Johnson Asiedu Nketiah is on the road. The NDC national chairman is crisscrossing the country on what his office calls a “thank you” tour. He hugs branch executives. He praises constituency chairmen. He tells them they have done a beautiful job.
Then he drops the proposal: Do not change them. Keep them in office. “The work you did was beautiful,” Nketiah told cheering crowds. “So left to me alone, our party should give way for you to be retained.”
On the surface, it sounds like loyalty. Below the surface, party insiders whisper a different story. The chairman popularly known as Mosquito is not just thanking the base. He is hatching a personal agenda the NDC flagbearer slot.
Here is the calculation, according to multiple party sources who spoke to The New Republic, If Nketiah successfully pushes for the retention of all current branch and constituency executives, those executives will owe him. When the flagbearer race opens, they will return the favour with their votes.
But that is not all. The same retained executives will also protect sitting MPs who fear losing their seats to newcomers. And those MPs, in turn, will back Nketiah’s presidential ambition.
“He is trying to kill two birds with one stone,” a senior NDC official said on condition of anonymity.
While touring, Nketiah has also allegedly been telling party members that he is not responsible for their unemployment. Instead, he points fingers at President John Mahama and his appointees.
“I would have found you a job if I were in the position to do so,” the chairman has reportedly told gatherings.
The message is subtle but unmistakable: He is not yet the president but he could be.

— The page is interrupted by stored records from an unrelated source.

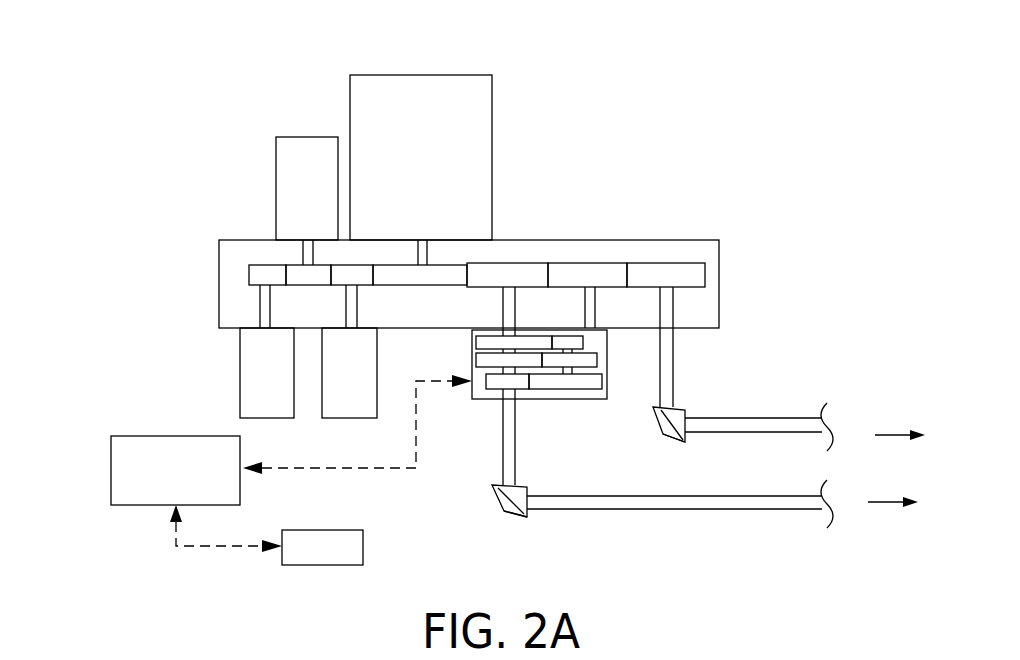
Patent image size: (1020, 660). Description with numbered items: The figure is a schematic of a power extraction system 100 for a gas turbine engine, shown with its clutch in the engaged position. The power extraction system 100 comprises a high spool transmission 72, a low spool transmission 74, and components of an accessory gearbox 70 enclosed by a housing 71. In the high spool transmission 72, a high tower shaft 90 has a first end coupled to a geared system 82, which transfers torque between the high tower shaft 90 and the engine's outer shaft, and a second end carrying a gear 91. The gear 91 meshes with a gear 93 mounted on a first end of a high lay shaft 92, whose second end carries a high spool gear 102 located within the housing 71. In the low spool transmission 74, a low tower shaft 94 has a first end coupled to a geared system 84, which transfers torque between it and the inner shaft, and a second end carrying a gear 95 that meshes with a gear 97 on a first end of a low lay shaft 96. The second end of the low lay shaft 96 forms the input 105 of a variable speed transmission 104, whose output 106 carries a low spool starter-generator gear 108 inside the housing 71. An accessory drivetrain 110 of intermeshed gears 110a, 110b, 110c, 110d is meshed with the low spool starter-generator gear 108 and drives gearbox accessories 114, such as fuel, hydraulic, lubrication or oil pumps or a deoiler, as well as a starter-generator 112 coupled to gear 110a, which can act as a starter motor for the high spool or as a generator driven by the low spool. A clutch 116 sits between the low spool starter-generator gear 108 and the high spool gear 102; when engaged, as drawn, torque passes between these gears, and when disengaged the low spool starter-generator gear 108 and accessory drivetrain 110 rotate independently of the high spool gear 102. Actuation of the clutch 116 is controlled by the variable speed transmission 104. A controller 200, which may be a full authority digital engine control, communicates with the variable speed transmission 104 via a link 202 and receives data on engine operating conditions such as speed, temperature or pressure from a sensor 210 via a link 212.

The power extraction system 100 is at (94, 117).
The accessory gearbox 70 is at (745, 212).
The housing 71 is at (645, 240).
The high spool transmission 72 is at (769, 378).
The low spool transmission 74 is at (640, 544).
The geared system 82 is at (886, 438).
The geared system 84 is at (881, 503).
The high tower shaft 90 is at (730, 430).
The gear 91 is at (672, 442).
The high lay shaft 92 is at (665, 351).
The gear 93 is at (658, 422).
The low tower shaft 94 is at (590, 496).
The gear 95 is at (522, 518).
The low lay shaft 96 is at (503, 452).
The gear 97 is at (497, 502).
The high spool gear 102 is at (690, 274).
The variable speed transmission 104 is at (552, 400).
The input 105 is at (505, 398).
The output 106 is at (512, 307).
The low spool starter-generator gear 108 is at (530, 268).
The accessory drivetrain 110 is at (242, 255).
The gear 110a is at (420, 280).
The gear 110b is at (365, 283).
The gear 110c is at (302, 281).
The gear 110d is at (250, 271).
The starter-generator 112 is at (433, 171).
The gearbox accessory 114 is at (323, 195).
The clutch 116 is at (600, 268).
The controller 200 is at (110, 487).
The link 202 is at (382, 470).
The sensor 210 is at (337, 558).
The link 212 is at (185, 550).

Not everyone is cheering. Other ambitious party members who planned to contest various positions from branch level to constituency now see their paths blocked. If Nketiah’s proposal is adopted, incumbents stay. Newcomers wait.
“This is a complete hijack of the party,” one aspiring constituency chairman told The New Republic. “Where is the democracy?” Lurking in the shadows is a court case that could shatter Nketiah’s entire script.
Private legal practitioner Oliver Barker‑Vormawor is challenging the current delegates system of both the NDC and NPP before the Supreme Court. If he wins, every registered member of the party not just selected delegates will vote in internal elections.
That would scatter the chairman’s carefully woven web.
In his own words: “This is the time we have not been able to give these branch people anything to hold on to. So as they have not received anything, the small position they are holding onto we should protect for them.”
He added: “If you help branch to protect their seats, when it gets to your turn they can also help you to retain yours.”
The promise of reciprocity could not be clearer.
Asiedu Nketiah is doing what seasoned political operators do building loyalty before the battle. But his rivals are watching. The courts are deliberating. And President Mahama’s appointees may not appreciate being publicly blamed for the chairman’s political chess game.
The thank you tour continues. But the real thanks, Mosquito hopes, will come later – at the ballot box.